Indeed, one of the positives with the movie consists of the gory and bloody sequences: the opening credits of The Convent are accompanied by disturbing and bloody images that set the tone for what seems to be a wild ride. After that, every scene where the violence explodes is extremely gruesome and hard to watch for fans of “traditional” possession films.
The Convent plays out as an odd mix of Dark Waters (a vastly overlooked Italian nunsploitation film from 1994) and American Guinea Pig: Song of Solomon (2017, probably one of the goriest supernatural horror movies ever made).

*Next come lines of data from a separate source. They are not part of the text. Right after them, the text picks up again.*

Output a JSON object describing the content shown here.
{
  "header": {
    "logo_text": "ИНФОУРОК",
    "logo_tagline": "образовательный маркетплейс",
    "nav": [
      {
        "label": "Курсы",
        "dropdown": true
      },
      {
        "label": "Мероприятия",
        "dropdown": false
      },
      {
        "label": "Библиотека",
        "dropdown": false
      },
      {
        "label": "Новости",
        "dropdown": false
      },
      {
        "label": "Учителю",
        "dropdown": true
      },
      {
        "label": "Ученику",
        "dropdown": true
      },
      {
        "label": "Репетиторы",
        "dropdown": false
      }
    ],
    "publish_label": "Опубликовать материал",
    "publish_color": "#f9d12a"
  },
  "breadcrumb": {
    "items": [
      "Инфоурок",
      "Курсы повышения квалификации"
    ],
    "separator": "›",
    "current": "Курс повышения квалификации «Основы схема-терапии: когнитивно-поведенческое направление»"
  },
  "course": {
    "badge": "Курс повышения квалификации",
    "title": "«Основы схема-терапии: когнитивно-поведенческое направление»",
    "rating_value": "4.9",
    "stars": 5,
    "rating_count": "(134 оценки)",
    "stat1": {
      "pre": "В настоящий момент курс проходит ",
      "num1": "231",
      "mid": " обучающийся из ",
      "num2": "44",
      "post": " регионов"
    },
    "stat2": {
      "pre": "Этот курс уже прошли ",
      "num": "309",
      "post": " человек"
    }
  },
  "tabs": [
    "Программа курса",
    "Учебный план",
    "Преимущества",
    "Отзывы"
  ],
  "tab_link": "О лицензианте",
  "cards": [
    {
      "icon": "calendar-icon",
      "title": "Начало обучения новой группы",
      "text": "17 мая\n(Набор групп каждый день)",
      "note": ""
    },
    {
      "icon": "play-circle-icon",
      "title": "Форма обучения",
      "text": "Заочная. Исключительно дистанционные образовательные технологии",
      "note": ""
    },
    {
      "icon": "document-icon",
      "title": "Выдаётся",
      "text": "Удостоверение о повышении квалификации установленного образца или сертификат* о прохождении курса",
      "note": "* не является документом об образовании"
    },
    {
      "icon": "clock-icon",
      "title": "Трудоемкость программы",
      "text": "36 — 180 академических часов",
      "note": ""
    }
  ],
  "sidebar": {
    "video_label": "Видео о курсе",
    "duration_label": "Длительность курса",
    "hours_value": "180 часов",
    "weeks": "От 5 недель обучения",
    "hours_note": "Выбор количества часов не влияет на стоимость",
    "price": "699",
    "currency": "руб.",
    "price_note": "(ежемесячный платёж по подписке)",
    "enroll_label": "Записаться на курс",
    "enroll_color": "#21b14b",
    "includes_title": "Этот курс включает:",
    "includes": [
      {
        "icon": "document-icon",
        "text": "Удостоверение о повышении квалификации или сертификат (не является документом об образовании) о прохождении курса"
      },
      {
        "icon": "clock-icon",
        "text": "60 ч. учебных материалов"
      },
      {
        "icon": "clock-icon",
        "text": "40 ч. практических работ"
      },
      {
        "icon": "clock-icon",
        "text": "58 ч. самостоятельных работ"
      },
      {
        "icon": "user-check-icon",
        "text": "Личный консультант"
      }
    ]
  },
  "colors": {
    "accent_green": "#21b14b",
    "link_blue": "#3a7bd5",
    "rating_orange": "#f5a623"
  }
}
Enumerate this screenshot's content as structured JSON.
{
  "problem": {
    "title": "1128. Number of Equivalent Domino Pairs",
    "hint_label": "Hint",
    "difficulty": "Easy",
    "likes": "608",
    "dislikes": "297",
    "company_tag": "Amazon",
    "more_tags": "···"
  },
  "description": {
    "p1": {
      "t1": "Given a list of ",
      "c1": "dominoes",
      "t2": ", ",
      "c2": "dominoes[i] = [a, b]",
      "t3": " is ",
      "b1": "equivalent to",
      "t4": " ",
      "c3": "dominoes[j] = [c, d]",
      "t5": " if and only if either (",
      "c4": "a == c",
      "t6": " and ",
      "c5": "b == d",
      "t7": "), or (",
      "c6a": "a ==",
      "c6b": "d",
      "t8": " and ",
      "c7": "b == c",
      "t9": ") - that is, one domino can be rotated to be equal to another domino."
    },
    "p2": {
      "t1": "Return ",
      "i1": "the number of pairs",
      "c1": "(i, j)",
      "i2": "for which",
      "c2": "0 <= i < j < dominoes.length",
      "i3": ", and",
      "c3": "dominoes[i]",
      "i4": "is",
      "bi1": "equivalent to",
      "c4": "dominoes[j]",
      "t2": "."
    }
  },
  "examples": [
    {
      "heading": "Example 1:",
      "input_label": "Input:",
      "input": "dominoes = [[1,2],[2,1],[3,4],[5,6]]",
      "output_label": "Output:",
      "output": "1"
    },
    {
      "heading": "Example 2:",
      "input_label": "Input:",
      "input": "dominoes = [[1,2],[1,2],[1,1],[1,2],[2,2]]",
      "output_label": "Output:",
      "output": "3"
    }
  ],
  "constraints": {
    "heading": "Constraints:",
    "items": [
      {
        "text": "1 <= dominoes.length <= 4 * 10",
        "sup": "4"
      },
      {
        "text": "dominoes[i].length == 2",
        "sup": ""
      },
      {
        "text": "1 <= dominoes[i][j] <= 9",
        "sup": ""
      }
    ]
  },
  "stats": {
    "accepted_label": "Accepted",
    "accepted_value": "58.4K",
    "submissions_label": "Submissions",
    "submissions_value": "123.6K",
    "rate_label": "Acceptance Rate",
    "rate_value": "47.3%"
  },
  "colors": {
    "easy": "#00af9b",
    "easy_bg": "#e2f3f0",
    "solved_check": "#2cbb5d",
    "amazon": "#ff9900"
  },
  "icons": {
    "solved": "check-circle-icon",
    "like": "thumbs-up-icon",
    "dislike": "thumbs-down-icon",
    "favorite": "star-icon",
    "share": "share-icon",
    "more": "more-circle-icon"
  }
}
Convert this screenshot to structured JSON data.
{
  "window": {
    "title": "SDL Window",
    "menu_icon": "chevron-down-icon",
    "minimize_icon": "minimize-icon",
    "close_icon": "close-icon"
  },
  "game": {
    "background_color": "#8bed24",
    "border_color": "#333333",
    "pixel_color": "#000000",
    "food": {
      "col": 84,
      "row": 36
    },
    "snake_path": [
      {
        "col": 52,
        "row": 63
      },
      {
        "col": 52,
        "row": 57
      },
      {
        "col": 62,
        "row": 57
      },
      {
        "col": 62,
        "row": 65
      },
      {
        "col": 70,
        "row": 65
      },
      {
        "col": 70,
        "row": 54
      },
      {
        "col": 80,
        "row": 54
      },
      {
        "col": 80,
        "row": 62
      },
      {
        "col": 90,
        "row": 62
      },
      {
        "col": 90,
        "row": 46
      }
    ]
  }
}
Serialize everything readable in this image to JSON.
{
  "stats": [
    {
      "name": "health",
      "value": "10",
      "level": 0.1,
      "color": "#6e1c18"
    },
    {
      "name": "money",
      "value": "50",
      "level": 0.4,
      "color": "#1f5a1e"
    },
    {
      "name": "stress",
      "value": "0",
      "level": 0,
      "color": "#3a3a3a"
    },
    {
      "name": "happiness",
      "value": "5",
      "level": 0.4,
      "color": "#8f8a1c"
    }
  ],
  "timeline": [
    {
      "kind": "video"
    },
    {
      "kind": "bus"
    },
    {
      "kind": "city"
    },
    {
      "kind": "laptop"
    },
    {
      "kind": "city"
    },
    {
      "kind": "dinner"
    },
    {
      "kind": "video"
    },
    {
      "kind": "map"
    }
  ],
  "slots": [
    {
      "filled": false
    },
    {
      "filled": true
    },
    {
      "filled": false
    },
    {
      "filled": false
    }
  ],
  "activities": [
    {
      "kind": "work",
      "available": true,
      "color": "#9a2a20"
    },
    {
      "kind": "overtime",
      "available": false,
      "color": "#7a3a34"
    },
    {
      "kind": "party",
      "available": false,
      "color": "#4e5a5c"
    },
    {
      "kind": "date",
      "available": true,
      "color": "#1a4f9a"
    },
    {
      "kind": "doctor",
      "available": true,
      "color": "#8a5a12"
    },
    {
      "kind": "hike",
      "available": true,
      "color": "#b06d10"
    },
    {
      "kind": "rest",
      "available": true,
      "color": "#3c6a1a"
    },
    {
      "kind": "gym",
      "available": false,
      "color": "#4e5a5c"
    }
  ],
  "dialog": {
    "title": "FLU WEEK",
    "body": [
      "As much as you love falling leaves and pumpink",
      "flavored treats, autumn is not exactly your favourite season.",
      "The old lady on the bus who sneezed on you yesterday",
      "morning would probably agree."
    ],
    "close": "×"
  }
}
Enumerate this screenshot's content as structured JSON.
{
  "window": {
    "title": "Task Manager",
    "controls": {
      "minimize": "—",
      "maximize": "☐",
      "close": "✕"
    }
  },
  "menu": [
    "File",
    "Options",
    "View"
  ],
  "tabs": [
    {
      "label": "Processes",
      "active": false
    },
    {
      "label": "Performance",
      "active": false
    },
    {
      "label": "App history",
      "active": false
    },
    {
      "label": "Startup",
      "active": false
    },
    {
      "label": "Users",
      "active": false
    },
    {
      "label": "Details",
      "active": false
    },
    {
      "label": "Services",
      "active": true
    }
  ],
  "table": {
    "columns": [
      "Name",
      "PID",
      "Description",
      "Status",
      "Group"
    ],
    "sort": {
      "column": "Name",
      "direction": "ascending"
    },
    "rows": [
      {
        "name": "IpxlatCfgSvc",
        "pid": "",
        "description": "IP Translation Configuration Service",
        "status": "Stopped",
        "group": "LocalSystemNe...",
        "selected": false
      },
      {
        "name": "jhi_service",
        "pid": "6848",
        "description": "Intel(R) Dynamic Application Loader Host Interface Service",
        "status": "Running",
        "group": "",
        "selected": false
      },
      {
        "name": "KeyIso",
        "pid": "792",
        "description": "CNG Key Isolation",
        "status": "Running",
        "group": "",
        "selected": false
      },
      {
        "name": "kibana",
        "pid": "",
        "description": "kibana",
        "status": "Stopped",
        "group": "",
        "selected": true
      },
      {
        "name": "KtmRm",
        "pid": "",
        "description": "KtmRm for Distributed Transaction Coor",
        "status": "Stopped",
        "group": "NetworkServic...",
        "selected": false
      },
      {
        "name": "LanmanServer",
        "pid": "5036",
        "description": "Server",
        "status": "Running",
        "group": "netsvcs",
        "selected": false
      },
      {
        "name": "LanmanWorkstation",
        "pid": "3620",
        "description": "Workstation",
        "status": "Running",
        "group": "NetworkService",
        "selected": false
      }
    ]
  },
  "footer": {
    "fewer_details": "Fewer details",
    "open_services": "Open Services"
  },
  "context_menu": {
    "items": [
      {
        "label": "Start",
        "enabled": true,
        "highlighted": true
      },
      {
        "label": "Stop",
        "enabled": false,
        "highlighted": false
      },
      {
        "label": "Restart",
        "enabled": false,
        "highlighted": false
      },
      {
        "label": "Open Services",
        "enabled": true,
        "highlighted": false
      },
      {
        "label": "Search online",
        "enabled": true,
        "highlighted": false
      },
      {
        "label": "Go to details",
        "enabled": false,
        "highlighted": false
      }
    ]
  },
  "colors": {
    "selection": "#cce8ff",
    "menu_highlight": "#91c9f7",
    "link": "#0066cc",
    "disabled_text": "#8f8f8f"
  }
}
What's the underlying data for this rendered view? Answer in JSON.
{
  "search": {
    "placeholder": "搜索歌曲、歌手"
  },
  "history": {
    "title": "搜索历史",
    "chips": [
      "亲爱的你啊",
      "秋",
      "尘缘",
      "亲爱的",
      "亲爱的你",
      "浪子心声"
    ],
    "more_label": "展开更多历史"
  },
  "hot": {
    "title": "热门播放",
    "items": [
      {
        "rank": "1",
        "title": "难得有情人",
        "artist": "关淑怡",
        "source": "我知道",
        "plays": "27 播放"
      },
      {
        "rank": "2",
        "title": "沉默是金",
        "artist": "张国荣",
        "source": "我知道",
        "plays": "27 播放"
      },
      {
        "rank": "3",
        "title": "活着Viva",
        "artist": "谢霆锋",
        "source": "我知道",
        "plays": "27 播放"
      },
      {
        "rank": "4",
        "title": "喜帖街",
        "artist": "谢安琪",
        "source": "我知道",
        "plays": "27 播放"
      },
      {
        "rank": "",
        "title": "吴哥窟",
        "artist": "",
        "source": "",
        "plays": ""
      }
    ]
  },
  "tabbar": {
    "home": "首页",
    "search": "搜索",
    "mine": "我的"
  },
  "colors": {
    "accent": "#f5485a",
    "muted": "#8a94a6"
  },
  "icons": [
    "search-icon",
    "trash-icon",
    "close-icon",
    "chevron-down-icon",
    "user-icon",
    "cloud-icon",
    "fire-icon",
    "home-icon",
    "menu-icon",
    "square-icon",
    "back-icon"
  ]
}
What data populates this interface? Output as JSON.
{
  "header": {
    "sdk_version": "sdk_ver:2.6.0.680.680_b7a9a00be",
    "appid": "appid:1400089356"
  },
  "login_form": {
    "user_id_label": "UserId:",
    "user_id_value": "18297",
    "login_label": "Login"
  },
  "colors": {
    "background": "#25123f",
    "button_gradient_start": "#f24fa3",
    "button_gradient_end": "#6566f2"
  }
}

However, the great potential and interesting concept (on paper) fall flat as soon as it becomes clear that The Convent is just a series of fillers that frame the gory sequences: those are mostly well-executed, but they’re also too few and far apart in the movie, leaving the audience with plenty of dull moments and uninteresting dialogue-driven sequences. Yet, the acting is probably one of the worst aspects of the movie, being either wooden or laughably over-the-top.
Also, the two best actors in the film (Michael Ironside and Rosie Day, who I think is a fantastic actress) are unfortunately underutilised. They’re only side-characters who serve little to no purpose to the story, making they’re appearance in the story rather useless.
The saving grace for The Convent could’ve been the ending, which consists of 20 minutes where everything goes bonkers in the titular convent; gruesome kills and unspeakable violence are displayed on screen. However, even this is ruined by the overreliance on cheap and poorly rendered CGI that just looks awful.
On a technical level, The Convent is atrociously lazy and poorly made. Despite good production values (again, on paper), the movie relies on unimaginative cinematography, simple and by the books camera-work, jarring editing, cheap costumes and cliché score (the overuse of violin is one of my biggest pet-peeves in modern horror cinema).
In conclusion, I had high hopes for The Convent, but at the end I barely made it through the movie without turning it off. I still believe Paul Hyett is an interesting filmmaker, who should stick to what he does best, though. The Convent has a few decent qualities, but it fails on most of the elements it tried to achieve.